Brossard — who’s currently touring Europe — participated in this email interview during a Guinness break in Dublin.
ALICE LAWLOR: What inspired the new book? Does it have a lesbian aspect?
NICOLE BROSSARD: This book is still very mysterious for me. When I think of the second chapter, I enjoy the flow, the polyphony of the voices of the characters. I have the impression that I let the language move, flow, jump in a very special way that I don’t often experience but which I hope is full of good consequences for fiction and the poetic voice. Concerning the lesbian aspect of the book, it is within the narrator and the characters of Kim and June. It also imprints the language and establishes subliminal associations between sentences. I like it when sentences themselves work to create a lesbian atmosphere.
LAWLOR: The narrator, Anne, writes in a language that is not hers. Where does this language come from and what does it represent?
BROSSARD: I have always been fascinated by the idea of writing in another language than my own, something that many writers have done and still do more than ever. It is the notion of strangeness in the self and the freedom that we can find in another language that speaks to me. To write in another language than our own means entering a virtual space, probably wider than what we think of as fiction until now. Let’s say that it is a desirable language that’s fit to satisfy a language of desire and renewal.
LAWLOR: What effect do you want your writing to have on the reader?
BROSSARD: I certainly want my readers to think, feel and displace themselves from a standard point of view to another. I would like them to have that joy of reading that addresses the part in us capable of enthusiasm and renewal. I would like their reading of my books to be a vital plus in their lives. This is the way I feel about books, films, art and music when I am taken by them. I guess we could call it a sense of beauty and of melancholy that brings both peace and tension in the mind and in the heart.

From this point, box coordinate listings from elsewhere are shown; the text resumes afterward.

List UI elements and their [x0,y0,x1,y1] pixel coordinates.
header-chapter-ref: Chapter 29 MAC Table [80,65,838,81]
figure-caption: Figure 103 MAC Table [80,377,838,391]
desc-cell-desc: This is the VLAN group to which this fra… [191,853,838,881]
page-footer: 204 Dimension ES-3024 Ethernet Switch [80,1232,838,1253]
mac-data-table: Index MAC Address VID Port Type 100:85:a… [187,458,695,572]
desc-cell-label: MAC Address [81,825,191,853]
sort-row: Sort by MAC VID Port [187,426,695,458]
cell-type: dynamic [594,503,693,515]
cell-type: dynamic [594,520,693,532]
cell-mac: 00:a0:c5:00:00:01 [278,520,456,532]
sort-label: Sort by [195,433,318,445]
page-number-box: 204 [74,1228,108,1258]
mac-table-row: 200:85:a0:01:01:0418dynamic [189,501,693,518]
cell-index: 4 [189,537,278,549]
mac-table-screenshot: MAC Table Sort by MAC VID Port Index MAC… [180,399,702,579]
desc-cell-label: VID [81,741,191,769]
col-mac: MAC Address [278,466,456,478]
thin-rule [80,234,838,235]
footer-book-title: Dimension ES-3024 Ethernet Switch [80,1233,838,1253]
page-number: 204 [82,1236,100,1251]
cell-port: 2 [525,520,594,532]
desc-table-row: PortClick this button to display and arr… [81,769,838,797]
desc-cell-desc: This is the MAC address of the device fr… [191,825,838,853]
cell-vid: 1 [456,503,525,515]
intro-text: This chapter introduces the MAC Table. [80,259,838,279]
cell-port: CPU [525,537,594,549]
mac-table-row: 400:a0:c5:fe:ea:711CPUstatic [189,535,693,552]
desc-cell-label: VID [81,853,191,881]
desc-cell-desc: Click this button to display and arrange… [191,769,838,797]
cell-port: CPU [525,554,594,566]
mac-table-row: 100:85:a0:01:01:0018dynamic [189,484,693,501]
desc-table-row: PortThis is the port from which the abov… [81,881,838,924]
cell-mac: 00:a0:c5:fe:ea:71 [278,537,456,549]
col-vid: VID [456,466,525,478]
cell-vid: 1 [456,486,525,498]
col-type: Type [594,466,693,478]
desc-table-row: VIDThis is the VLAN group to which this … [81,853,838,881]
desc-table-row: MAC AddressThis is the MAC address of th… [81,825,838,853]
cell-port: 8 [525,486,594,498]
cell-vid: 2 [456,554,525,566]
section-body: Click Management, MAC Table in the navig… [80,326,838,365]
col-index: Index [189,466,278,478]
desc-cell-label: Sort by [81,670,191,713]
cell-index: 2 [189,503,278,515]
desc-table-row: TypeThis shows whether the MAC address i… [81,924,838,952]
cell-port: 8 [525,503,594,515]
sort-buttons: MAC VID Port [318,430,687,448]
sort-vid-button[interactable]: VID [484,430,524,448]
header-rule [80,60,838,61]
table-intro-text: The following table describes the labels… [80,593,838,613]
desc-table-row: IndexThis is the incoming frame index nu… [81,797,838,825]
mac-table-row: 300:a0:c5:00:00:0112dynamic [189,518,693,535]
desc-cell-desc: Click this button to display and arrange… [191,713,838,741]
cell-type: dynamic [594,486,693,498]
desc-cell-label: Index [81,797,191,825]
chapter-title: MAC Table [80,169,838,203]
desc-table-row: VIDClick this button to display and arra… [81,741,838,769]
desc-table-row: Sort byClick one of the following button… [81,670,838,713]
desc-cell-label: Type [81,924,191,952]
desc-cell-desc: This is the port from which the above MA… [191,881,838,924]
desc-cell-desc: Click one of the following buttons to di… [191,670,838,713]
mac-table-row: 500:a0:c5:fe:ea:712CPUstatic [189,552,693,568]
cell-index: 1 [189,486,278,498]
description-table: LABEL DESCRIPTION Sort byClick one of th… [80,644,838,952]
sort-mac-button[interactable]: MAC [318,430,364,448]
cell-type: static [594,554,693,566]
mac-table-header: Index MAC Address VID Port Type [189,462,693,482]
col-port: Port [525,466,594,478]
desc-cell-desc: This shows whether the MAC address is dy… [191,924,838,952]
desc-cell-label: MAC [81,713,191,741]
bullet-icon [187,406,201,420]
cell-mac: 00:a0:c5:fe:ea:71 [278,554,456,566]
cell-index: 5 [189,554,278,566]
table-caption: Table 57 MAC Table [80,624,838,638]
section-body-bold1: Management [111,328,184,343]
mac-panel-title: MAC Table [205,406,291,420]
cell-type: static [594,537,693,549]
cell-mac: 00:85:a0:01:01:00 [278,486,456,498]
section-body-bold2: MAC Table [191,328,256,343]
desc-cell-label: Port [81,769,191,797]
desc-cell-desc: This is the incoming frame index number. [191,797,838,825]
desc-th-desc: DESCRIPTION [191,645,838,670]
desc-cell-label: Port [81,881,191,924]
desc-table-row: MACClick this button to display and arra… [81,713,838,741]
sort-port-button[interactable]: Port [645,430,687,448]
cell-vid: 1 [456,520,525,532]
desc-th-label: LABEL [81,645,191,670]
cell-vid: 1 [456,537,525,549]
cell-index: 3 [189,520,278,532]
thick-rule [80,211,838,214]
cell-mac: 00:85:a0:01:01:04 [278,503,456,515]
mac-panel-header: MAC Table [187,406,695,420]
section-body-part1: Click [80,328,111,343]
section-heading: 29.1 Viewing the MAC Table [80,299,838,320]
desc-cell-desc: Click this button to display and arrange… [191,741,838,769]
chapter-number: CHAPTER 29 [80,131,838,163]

LAWLOR: In 1988 you said, “Loving a woman is always political.” Is that still true today?
BROSSARD: I believe that choosing another woman as your erotic loved one has a symbolic powerful effect in one’s imagination and the cultural imaginary; and because of that it has political consequences and a social effect. I believe it is still true today and will always be until patriarchy as a system is symbolically obsolete.
LAWLOR: What do you think about the current gay rights movement? What do we still need to fight for?
BROSSARD: I am always amazed how easily we take for granted that the gay rights we have now will be there forever. There are still so many lesbians and gays living in parts of Canada where being gay can make someone desperately isolated and unable to enjoy the rights that already exist. In order to enjoy those rights you need to feel good and happy about what you are in your social environment. I believe this is still a work in progress.